In many depictions, humiliation is an aspect of any erotic feminization, and more often than not the feminization is forced feminization. Nothing wrong with this exactly, because who doesn’t like being forced to do something they love, but too often this centers around the feminine itself being what there is to be humiliated for.

This is present in what’s also called bimbofication, where apparently once one has arrived at their closest approximation of femininity, they resemble in both appearance and utility, a garish blow-up fuck doll. I, for one, object to that construction as symbolic or representative in any way of the female, and I also don’t know why if I was going to be feminized I wouldn’t want that experience to feel like it was an expression and extension of my self. It’s caricaturizing and depersonalizing, and I’ve never personally gotten on board with that.

But suppose for a moment that in submitting to feminization as an element of power exchange was really a question of enabling one’s Domme to assert control over the gender expression of their sub at her whim, whether as punishment or reward (and, of course, either gender expression could be characterized as either one). In essence, she takes on an almost shamanistic control over how you express yourself sexually, and that has enormous potential.

If she happens to amuse herself with this power, all the better! Imagine some transgression for which you lost either your masculinity or femininity privileges, or that participating in one or the other came with specific consequences, or that being one or the other entitled or dictated your circumstances and privileges. There are lots of ways to explore all kinds of kinky feminization without having to lower or berate the idea of femininity itself.

Conclusion

In all, I think I’ve illustrated what I meant at the beginning of this effort, which is that people have little or no idea how complex all of this is, and we shouldn’t rely on the highly visible trend of sissy pornography to account for it.

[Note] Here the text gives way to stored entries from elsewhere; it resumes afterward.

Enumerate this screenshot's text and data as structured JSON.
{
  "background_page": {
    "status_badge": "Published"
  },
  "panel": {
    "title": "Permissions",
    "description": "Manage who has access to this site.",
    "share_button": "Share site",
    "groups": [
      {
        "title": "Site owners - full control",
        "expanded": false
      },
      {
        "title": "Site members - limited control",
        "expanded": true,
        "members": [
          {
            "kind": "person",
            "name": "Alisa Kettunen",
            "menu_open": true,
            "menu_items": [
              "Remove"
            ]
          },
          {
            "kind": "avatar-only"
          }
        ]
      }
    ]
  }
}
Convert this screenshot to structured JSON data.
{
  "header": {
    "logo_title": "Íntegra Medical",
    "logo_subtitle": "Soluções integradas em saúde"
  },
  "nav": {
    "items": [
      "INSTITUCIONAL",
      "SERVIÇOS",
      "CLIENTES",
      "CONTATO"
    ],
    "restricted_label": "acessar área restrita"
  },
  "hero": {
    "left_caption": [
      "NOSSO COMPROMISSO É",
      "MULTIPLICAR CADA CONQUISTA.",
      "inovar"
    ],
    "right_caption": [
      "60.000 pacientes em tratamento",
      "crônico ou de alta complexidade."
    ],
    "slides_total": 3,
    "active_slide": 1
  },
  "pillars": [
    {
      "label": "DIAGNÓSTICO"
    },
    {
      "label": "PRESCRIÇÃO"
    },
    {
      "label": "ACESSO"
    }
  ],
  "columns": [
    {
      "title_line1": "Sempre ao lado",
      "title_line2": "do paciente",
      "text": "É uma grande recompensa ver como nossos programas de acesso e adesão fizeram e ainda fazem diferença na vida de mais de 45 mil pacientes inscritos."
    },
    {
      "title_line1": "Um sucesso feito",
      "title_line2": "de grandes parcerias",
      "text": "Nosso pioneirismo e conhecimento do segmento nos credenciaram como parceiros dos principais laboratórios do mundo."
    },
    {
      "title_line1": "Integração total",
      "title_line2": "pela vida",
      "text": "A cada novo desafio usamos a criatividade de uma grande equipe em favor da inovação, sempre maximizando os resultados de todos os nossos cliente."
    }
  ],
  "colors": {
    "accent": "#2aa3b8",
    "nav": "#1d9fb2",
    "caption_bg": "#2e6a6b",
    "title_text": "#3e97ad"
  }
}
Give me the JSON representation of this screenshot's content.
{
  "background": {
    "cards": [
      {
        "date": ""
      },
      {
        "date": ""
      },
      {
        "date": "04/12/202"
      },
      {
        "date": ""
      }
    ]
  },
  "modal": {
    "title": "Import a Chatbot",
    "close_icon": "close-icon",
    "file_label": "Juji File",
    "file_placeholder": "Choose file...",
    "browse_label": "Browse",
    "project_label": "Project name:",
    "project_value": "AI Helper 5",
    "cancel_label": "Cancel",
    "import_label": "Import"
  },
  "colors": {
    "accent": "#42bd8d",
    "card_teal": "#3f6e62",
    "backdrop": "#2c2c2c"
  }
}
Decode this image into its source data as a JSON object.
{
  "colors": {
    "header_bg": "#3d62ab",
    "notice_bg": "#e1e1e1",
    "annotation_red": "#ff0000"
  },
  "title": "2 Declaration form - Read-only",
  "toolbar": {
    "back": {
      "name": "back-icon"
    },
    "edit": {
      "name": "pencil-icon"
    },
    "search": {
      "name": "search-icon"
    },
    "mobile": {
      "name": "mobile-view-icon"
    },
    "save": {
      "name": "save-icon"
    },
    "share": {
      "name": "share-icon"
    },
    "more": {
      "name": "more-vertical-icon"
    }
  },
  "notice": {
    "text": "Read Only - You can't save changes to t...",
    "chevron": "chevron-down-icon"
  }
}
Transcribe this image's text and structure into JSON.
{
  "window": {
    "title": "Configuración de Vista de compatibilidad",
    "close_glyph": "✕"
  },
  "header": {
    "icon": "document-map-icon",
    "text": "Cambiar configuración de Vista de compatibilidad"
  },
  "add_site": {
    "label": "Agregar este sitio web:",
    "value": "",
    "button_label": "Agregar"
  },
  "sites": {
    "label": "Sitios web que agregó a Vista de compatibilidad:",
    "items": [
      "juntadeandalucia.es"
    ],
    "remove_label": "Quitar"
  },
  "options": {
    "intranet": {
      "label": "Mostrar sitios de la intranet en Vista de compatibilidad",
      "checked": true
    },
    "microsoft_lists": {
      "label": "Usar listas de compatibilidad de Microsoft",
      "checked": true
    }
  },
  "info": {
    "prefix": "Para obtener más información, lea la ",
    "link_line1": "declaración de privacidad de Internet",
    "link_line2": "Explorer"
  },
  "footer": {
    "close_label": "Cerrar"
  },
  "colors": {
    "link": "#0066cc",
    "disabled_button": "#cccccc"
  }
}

There are so many ways to explore this form of intimate companionship and dominance, and it deserves more respect than we give it.

In closing, because I’m a word nerd, I’ll leave you with a simple linguistic distinction between these two forms of gender exchange. An “-ification” comes from the Latin ficatio or ficare, which means “making equivalent to”. Think gratification, purification. An “-ization” comes from the Latin izare, meaning “to render or transform”. Consider crystallization, actualization. I think there’s something to that, but I think the latter has a better ring to it.